Aus Ex-Getreidemühle drei „Verletzte“ gerettet


Dieses „Brandobjekt“ hätte es im Ernstfall in sich: Viel Holz, viel Staub, ein Silo mit großer Höhe. Die Feuerwehrabteilungen aus Steinheim und Sontheim im Stubental trainierten mit der Rotkreuz-Bereitschaft für den Ernstfall und hatten mit etlichen Tücken zu kämpfen. Rotkreuzseits waren die „Verletzten“ realistisch geschminkt und gut in dem weitläufigen Bauwerk versteckt worden. Die Atemschutztrupps taten sich bei der Menschenrettung sehr schwer da das Übungsobjekt mit einer Nebelmaschine mit künstlichen Rauch geflutet worden war. Mit Schläuchen aus den neuen Rollcontainer wurde von einem Brunnen nahe der Hillerschule eine Wasserförderung über lange Wegstrecke aufgebaut und zeitweise Löschwasser zur Brandbekämpfung an der Forststraße bereitgestellt. Die Übung zeigte, dass im Ernstfall ganz unterschiedliche Probleme zu bewältigen sein würden: Abgestellte Fahrzeuge sind die eine Sache, die andere ist die oft zugeparkte Zufahrt zur Mühle. Auf jeden Fall würde man auf die Drehleiter aus Heidenheim zurückgreifen müssen.

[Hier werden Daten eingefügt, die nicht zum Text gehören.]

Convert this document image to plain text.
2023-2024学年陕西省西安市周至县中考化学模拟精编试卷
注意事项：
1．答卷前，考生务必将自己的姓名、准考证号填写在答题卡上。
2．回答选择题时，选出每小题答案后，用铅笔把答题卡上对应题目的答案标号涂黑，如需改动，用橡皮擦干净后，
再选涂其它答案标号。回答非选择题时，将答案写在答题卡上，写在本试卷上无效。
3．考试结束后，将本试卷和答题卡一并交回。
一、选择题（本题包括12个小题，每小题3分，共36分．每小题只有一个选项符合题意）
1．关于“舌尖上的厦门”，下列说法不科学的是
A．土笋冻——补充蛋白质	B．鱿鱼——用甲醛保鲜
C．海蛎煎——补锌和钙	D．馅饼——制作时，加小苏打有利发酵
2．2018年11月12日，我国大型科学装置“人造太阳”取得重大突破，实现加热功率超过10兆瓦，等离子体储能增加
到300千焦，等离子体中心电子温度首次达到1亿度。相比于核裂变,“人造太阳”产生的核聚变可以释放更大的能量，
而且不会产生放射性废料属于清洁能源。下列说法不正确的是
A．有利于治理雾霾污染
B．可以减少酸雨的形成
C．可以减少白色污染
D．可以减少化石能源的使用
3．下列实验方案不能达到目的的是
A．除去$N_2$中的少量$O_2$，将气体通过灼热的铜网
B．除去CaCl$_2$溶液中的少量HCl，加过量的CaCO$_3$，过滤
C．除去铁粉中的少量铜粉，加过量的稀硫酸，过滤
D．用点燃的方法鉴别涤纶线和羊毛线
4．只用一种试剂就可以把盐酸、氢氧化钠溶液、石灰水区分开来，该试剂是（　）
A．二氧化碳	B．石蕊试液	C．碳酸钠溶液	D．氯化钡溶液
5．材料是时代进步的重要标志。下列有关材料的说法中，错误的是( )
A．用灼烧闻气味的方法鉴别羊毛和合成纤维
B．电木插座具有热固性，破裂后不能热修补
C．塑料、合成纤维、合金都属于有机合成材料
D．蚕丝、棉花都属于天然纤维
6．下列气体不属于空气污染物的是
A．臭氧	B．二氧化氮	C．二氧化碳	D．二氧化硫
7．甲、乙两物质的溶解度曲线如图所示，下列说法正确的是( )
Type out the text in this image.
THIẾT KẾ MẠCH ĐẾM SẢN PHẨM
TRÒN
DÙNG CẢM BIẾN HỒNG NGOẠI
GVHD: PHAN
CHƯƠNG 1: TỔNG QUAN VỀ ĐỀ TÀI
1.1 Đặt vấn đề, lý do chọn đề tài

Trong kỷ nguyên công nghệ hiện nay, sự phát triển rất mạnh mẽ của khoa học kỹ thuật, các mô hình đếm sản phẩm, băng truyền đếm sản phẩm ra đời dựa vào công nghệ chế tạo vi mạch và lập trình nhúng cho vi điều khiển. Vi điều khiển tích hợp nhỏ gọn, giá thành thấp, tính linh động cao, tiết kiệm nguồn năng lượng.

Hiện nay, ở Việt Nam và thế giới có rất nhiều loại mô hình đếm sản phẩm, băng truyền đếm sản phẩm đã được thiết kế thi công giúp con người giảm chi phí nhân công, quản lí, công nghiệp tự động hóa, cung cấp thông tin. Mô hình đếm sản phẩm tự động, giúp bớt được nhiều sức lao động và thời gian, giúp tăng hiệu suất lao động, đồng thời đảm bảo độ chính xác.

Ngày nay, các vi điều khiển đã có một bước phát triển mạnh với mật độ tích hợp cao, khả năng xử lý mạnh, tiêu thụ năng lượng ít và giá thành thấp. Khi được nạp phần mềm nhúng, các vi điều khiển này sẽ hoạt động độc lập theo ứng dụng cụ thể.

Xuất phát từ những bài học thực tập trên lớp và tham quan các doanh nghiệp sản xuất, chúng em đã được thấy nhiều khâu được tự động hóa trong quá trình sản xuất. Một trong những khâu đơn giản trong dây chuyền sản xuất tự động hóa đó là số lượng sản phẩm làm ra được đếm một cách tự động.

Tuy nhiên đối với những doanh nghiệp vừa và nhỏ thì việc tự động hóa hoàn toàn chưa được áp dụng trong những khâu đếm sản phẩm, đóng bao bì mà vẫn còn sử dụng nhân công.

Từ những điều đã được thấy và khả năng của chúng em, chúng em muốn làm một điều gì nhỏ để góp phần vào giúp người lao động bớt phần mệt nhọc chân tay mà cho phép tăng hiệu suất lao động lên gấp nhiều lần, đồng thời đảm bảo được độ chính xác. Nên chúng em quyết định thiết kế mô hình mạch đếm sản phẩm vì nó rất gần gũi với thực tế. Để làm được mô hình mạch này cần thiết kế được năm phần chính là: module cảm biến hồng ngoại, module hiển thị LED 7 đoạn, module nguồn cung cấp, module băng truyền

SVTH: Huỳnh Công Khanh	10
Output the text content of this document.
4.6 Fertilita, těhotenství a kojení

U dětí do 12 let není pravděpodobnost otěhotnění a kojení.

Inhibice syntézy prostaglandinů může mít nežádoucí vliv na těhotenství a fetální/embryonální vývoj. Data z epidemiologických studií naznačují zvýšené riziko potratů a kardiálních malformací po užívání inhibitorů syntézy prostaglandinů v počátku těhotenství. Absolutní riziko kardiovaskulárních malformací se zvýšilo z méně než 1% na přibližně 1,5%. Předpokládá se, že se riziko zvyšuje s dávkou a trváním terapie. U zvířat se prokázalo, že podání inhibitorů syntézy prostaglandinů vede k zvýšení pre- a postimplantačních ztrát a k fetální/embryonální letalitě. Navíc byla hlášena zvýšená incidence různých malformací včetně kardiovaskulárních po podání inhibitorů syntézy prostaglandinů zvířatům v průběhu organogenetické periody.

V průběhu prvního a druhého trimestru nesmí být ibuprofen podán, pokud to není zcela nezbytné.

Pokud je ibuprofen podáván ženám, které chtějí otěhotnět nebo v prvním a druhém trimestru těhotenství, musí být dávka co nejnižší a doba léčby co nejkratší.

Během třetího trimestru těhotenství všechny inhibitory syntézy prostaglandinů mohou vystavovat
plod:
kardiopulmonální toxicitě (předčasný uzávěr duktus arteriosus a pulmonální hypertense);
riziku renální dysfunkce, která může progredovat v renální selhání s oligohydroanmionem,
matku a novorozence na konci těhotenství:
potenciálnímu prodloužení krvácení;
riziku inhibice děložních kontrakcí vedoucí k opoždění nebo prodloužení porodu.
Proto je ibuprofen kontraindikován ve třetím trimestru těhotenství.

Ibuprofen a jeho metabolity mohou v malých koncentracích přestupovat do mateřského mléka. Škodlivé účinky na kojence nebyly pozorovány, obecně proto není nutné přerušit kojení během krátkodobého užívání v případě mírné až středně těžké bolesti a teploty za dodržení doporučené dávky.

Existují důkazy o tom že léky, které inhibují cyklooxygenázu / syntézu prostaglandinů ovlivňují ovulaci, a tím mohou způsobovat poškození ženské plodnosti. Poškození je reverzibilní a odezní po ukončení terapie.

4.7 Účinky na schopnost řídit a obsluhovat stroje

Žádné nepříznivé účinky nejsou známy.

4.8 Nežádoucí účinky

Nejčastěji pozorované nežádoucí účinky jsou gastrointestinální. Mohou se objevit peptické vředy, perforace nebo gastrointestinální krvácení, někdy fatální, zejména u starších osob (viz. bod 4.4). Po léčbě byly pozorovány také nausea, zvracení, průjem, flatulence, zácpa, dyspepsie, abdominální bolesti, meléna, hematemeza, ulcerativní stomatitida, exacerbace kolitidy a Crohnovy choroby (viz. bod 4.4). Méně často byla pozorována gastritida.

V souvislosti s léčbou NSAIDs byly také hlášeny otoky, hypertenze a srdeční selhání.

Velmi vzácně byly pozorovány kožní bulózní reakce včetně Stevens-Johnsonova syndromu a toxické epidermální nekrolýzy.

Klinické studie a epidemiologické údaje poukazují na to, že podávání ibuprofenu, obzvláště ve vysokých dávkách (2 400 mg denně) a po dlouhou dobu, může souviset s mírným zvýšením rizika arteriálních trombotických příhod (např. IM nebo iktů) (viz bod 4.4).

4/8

Insgesamt wurde aus Sieben C Rohren und aus einem B-Rohr gelöscht und mittels Hydro-Schild eine Abschirmung gegen ein Nachbargebäude vorgenommen. Bei der abschließenden Manöverkritik ergriff als Einsatzleiter der Hauptkommandant Eberhard Kieser, DRK-Bereitschaftleiter Torsten Schäch und Bürgermeister Olaf Bernauer das Wort und dankten den eingesetzten 40 Feuerwehrleuten und zehn Sanitätskräften für ihren Dienst am Mitbürger.